Source: World Bank for GDP, EIA for Petroleum Demand

 

World Petroleum Demand OECD vs. Non-OECD

World Petroleum Demand OECD vs Non-OECD

Organisation for Economic Co-operation and Development (“OECD”); Source: EIA

 

The Energy Renaissance in the United States has been phenomenally successful. The US is on its way to once again being the largest oil producer in the world. This past summer US production exceeded Saudi Arabia production.

The application of horizontal drilling to develop previously uneconomic shale reservoirs is achieving the more optimistic expectations of a few years ago. Adding to the growth in supply is the recent reversal of strategy by OPEC kingpin Saudi Arabia. Saudi Arabia is now increasing production to defend market share rather than curtailing production to manipulate the world price of crude oil. See Seth Phillips’ article, “OPEC in the Modern Era,” for an overview.

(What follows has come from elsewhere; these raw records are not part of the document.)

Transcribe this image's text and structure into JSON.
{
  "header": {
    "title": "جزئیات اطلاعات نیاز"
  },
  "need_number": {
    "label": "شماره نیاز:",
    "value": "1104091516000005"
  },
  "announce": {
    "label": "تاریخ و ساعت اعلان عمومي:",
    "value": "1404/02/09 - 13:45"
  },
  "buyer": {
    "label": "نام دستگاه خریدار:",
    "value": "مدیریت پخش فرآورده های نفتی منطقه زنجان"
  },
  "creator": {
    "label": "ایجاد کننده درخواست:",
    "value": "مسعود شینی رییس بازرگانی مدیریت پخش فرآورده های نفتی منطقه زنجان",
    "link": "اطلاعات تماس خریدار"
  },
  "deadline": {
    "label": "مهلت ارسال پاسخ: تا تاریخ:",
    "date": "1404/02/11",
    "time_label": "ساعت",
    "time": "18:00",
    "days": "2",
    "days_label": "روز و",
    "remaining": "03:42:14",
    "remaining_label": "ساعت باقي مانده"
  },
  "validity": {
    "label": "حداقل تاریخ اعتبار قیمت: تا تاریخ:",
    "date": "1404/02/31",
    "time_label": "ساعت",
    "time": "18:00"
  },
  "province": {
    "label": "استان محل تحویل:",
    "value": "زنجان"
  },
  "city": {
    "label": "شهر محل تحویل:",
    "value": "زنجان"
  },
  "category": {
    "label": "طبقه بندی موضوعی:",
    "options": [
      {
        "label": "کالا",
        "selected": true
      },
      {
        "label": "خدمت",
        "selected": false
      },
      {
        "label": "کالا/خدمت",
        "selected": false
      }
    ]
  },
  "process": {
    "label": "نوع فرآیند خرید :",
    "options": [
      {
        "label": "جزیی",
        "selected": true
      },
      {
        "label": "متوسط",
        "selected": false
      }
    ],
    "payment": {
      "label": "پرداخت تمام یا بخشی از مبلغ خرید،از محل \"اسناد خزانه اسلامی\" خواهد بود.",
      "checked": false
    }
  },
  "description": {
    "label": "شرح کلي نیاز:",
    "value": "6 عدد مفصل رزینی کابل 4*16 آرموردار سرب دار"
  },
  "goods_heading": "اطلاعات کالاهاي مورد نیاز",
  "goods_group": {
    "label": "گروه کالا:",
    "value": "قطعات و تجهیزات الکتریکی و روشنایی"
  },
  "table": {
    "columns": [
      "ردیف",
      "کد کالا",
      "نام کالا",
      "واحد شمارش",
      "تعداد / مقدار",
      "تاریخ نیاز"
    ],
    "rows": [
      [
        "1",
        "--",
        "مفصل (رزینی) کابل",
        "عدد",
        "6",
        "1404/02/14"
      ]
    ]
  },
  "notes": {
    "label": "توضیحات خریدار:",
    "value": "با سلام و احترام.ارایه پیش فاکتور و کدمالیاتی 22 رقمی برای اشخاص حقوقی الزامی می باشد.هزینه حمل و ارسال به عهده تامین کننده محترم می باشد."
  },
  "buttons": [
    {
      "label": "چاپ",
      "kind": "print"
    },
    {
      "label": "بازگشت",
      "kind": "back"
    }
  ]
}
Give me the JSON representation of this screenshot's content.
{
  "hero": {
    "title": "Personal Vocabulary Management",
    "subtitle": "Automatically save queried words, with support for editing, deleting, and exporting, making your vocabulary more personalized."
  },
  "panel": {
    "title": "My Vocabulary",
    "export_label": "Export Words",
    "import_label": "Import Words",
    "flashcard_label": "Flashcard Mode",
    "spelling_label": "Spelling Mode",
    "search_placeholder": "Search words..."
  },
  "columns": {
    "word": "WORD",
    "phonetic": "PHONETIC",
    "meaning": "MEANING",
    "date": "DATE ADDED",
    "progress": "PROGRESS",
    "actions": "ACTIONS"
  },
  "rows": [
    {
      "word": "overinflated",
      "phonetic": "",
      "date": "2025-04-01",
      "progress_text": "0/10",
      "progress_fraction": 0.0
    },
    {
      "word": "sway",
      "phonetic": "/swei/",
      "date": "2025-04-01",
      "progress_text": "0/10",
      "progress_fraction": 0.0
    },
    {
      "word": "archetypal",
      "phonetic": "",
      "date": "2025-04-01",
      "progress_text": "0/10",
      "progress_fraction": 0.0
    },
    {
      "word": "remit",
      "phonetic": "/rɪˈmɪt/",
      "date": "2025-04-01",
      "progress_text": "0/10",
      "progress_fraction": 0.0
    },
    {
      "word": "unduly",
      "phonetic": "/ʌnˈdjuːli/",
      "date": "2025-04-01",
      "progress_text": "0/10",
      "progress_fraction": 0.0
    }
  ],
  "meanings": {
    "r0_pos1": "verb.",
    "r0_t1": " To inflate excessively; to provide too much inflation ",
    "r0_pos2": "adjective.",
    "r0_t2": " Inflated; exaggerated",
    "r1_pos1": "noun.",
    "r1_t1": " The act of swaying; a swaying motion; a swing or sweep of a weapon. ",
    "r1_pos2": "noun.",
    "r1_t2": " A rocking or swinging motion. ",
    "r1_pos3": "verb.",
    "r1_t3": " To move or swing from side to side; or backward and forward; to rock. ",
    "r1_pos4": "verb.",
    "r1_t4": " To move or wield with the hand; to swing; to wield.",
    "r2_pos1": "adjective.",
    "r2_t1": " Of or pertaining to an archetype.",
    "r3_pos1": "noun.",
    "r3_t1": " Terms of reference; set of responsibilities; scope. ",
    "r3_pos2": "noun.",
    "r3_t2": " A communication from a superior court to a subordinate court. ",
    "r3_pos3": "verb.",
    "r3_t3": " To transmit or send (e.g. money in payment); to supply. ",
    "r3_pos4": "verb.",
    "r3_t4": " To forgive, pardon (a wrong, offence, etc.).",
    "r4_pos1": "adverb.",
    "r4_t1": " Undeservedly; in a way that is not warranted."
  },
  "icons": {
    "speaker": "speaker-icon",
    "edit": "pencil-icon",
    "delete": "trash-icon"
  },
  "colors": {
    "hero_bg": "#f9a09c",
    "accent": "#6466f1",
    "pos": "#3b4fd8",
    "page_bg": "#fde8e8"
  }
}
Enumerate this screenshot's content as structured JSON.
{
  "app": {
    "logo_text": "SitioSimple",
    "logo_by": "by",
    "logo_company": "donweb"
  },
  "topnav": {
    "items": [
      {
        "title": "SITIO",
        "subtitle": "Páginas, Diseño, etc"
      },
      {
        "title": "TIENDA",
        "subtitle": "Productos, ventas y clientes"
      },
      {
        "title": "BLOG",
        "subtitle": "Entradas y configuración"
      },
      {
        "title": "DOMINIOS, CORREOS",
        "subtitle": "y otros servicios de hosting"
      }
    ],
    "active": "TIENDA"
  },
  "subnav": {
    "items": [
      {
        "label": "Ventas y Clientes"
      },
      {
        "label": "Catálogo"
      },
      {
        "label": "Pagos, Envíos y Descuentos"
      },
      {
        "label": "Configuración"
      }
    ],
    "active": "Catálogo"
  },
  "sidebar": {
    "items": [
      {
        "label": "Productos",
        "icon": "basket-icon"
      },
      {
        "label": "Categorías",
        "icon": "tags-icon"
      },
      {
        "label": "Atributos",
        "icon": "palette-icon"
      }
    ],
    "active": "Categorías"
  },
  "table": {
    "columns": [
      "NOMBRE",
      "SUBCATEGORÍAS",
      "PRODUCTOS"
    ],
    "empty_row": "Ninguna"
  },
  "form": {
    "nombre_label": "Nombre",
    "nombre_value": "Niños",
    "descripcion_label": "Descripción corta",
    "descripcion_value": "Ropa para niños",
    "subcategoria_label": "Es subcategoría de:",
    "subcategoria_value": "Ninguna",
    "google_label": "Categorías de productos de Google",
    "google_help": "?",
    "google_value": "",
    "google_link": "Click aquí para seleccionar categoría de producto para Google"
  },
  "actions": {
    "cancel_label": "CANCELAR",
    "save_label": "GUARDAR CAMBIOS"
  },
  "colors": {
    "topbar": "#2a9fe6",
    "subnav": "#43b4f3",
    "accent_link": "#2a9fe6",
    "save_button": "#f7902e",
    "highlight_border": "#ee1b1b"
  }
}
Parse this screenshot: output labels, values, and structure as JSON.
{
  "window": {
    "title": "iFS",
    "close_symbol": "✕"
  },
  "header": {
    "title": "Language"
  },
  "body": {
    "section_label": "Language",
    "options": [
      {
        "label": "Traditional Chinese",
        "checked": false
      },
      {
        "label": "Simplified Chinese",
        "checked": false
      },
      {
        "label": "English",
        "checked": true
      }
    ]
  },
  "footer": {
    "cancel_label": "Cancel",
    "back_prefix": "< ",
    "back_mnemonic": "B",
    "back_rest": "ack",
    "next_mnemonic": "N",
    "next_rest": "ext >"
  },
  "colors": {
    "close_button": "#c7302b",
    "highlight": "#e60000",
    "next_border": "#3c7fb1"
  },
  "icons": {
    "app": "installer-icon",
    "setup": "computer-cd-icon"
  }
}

Higher crude oil prices provided the funding for technological advancement, which reversed the trend of declining supply. We now know that there is a lot more oil and natural gas to recover than we thought in the 20th Century, but this supply is only available at a higher cost. See Gary Stone’s article, “Shale Revolution,” in this issue for a detailed discussion.

Demand Growth Slowing

While supply continues to increase, the rate of growth in energy demand is slowing. Technology and conservation have slowed the rate of growth in energy consumption per unit of economic growth. Energy demand is highly correlated to economic growth. The Great Recession further curtailed energy demand growth.

But the industrialization of the emerging economies (primarily China and India) is more than offsetting conservation and efficiency in the industrialized economy. This trend is expected to continue for several more decades.

Growth in Oil Demand, 2014-2040

In recent years, supply has been growing faster than demand. The oil market has been anticipating a future price decline for the last several years. The primary reasons that prices had remained in the $90 – $100 per barrel range were supply disruption in Africa and the Middle East and sanctions on Iran and Russia.

As with any commodity, when supply is growing faster than demand, price declines. But high prices are the cure for high prices, and vice versa. The new US production has a very rapid depletion rate. The development cost is over $50 per barrel in many of these plays, so oil needs to be over $60 per barrel to provide a profit and cover operating costs and taxes.